I am feeling tired but content this morning. I have just finished the final chapter draft - my contribution to a book called The Edge(s) of God: New Liturgical Texts and Contexts in Conversation. Assuming the editors still like it now it's been revised, it will come out, I guess either later this year or early next. I am like a child with a new toy. still in its protective wrapping. I want it out of the packaging and to be able to play with it now! I am really keen to hear what people feel about what I have written. I hope it's good enough to be included.
I read the script back early this morning before I set about preparing it for posting and I was pleased I had written it. I find trying to articulate issues regarding disability and the practice of the Church exceptionally difficult. I want the challenging things I say to be accessible and not 'turn people off' from the discussion, even though I am addressing subjects which aren't very comfortable. How do we exclude people from belonging in our churches? Why do we deny the validity of attitudes which are hugely different from our own? I would be very weary of a church where everyone thought, spoke and acted like me - indeed that could easily be a working definition of Hell!
Following the current national debate on gay adoption and the Roman Catholic Church, this is a case in point. The reality is that same-sex couples are very unlikely to access adoption services from the Roman Catholic Church given their exceptionally well publicised position on the importance of heterosexual marriage. I can respect the position they hold regarding the sanctity of marriage even if I don't personally agree with it without some critical revisions included! I can even agree, as a foster carer and adoptive parent myself - with my partner - that the shear practicalities of engaging in the lives of older children who are placed for adoption means that at the very least, you need either a very loving partner to honour you; listen to you; and scrape you off the floor when you are in the doldrums - or you must have the closest and most committed of friendship networks - who will stand by you through thick and thin.
I am struggling with the opposite notion from Archbishop Rowan. I cannot see why the Church should or could plead extenuating circumstances and still claim funding for the work they do from central government. We have a very acute need to find caring households for children who, for whatever reason, are unable to remain in their birth families. As a society we try and encourage birth families to remain as a unit if at all possible - and so if the placement breaks down - eventually, the reality of the situation is that the child will need very high levels of support and care.
Finding a person or people to undertake the task of caring in a loving way for another person's child is not easy. Any person, irrespective of gender, ethnicity, disability or sexual orientation is capable of offering security, consistancy and love. Although I uphold the Roman Catholic Churches right to choose not to accept applications from gay prospective adopters, I do not understand how they can justify receiving government funding for their non-inclusified policy.

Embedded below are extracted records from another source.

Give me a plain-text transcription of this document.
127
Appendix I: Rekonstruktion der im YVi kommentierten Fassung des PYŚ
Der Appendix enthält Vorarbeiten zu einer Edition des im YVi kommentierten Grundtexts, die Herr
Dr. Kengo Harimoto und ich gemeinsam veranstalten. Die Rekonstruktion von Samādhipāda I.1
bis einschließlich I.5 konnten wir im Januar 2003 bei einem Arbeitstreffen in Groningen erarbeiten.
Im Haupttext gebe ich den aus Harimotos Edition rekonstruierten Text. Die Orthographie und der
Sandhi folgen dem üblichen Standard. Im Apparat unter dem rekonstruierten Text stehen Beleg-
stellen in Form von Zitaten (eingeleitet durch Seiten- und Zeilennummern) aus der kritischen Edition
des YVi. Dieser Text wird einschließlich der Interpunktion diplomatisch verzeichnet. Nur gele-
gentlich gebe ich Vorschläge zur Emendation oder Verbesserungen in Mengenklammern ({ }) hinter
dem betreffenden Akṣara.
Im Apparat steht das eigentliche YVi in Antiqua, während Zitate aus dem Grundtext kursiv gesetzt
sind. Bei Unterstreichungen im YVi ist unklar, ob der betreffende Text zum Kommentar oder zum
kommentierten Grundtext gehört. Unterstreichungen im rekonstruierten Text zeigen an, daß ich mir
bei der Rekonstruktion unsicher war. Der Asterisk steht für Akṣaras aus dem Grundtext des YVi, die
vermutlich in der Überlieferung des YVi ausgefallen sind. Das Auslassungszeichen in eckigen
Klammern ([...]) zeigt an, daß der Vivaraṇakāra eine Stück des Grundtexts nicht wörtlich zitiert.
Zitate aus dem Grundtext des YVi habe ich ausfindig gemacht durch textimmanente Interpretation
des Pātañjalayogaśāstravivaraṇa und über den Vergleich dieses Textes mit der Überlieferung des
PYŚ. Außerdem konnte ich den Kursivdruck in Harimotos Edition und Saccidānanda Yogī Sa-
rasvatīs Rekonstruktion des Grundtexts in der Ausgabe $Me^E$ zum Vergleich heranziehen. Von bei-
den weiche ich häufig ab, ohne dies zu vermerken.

I need help to get my head round that.
I am surprised that the Archbishops seem so cut up about the government refusing to back down on this issue. It is not a question, surely, of the state telling the Church what to do (although there are plenty of historical precidents for that) but rather the state setting the boundaries under which it requires the various partners in care to operate together for the good of society and the accountability of us all. If the dominant attitudes in society are not to our liking as a Church, then we must stand in a long and courageous tradition with our forbears and be prepared to present our message, values and understanding of humanity in ways which subvert and engage with the prevailing attitudes of our time. We cannot side step vigorous debate by pleading a special case; nor claim a dispensation on the grounds that our values are counter-cultural. We need to engage and in doing so recognise that we may also be changed by the interaction.